AARP Hearing Center

If you’re facing unpaid medical bills, you’re hardly alone.
More than 1 in 5 U.S. adults ages 65 and older report having some form of debt due to medical or dental bills for their own or someone else’s care, according to the latest data from health care research organization KFF, formerly the Kaiser Family Foundation.
The consequences can be detrimental. Nearly 3 in 10 Medicare-age adults with health care debt say their household has been contacted by a collection agency, while 23 percent say health care debt has hurt their credit score. (In January, the Consumer Financial Protection Bureau finalized a rule that would ban medical debt from most credit reports, but credit industry groups are challenging the mandate in federal court.)
Furthermore, 42 percent of older adults with health care debt say they’ve cut back their spending on food, clothing or basic household items.
The bottom line: Many older adults are saddled with medical debt, and a large number of them are struggling to pay it, forcing some to turn to loved ones for help.
Our etiquette columnist offers a parent advice on how to ask her son for financial assistance.
I received a large medical bill for an emergency surgery, but I don’t have enough money in savings to pay it. My son and daughter-in-law are very comfortable financially, and I believe they have the means to help me out, but I’m ashamed to admit to them that I need help.
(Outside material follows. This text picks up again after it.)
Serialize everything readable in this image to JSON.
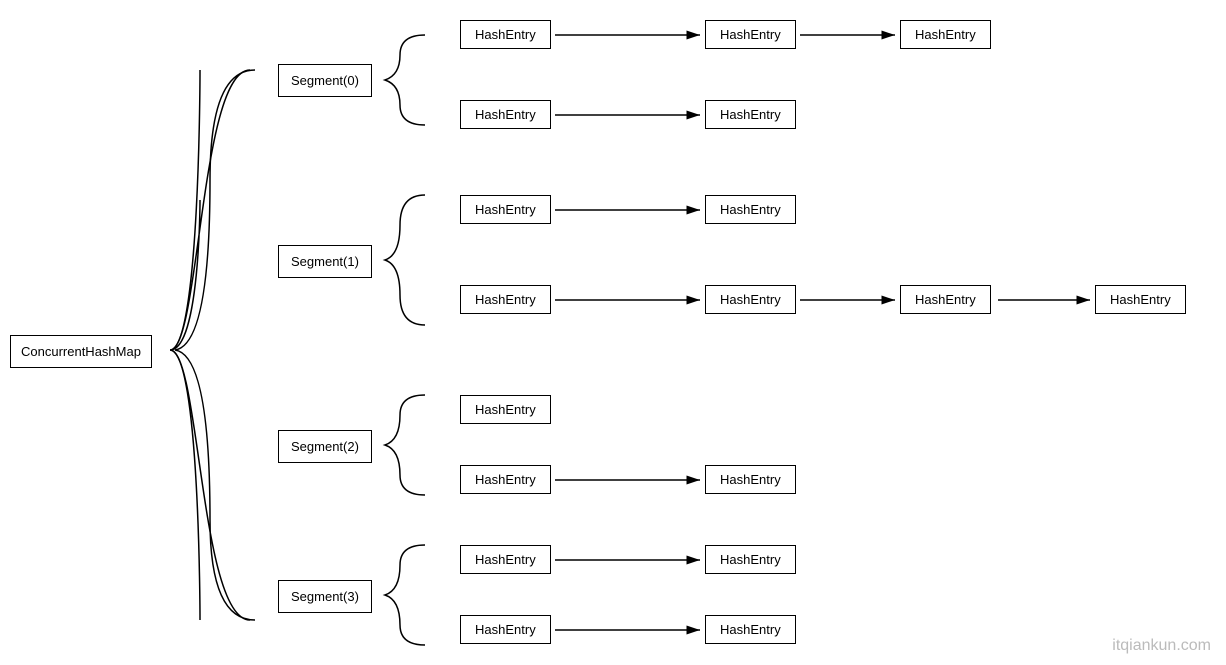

How do I ask them for money without them viewing me as a charity case?

Money Manners
Lizzie Post is AARP's financial etiquette columnist. She is the great-great-granddaughter of etiquette legend Emily Post. She’s also the co-president of The Emily Post Institute, co-author of Emily Post’s Etiquette: the Centennial Edition and co-host of the Awesome Etiquette podcast.
Reader, I am glad that you were able to get the medical help you needed when you needed it, and I am sorry the result is the weight of a hefty bill.
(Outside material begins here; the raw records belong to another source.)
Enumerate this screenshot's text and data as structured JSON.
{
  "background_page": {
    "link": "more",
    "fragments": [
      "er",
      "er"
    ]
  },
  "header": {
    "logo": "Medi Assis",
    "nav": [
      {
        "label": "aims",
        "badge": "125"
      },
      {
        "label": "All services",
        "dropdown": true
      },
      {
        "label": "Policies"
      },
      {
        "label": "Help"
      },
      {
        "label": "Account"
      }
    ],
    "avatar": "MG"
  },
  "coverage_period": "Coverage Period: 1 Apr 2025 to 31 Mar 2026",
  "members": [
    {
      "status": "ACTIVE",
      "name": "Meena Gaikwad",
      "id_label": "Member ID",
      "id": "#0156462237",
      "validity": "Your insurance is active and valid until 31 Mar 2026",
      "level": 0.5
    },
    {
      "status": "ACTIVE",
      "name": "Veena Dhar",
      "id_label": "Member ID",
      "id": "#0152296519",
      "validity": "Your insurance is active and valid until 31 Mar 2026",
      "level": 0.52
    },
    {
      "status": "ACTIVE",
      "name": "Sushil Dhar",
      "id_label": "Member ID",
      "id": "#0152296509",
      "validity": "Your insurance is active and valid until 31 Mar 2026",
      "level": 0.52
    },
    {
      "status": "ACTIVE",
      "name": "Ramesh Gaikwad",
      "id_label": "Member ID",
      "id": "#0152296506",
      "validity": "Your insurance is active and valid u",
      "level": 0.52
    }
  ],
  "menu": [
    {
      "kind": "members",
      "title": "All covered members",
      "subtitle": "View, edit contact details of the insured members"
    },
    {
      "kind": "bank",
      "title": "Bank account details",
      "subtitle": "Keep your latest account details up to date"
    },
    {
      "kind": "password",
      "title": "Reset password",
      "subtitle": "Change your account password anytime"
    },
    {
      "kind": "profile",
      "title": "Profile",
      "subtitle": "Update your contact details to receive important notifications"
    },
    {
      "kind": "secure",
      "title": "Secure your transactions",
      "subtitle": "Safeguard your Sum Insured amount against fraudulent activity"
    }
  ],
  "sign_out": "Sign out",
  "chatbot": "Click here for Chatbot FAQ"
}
The truth is, many of us have trouble paying for health care services, and the medical costs that we incur can add a layer of stress, confusion and frustration to our lives. I am sorry you are going through this.
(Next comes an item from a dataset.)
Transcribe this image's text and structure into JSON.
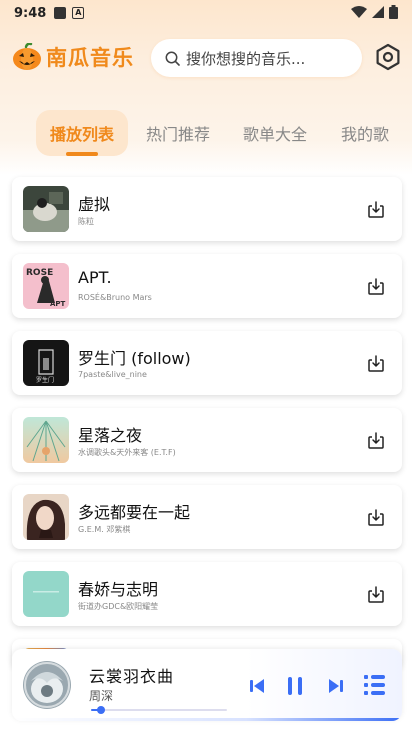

That's where etiquette comes in. I think of etiquette as a magic wand that can help smooth the way when we’re approaching a conversation we’re nervous about. But the truth is, we cannot control what other people think, or how they react to our circumstances. The best we can do is be considerate, respectful and honest with our relationships and interactions with loved ones in an effort to do the best by both them and ourselves.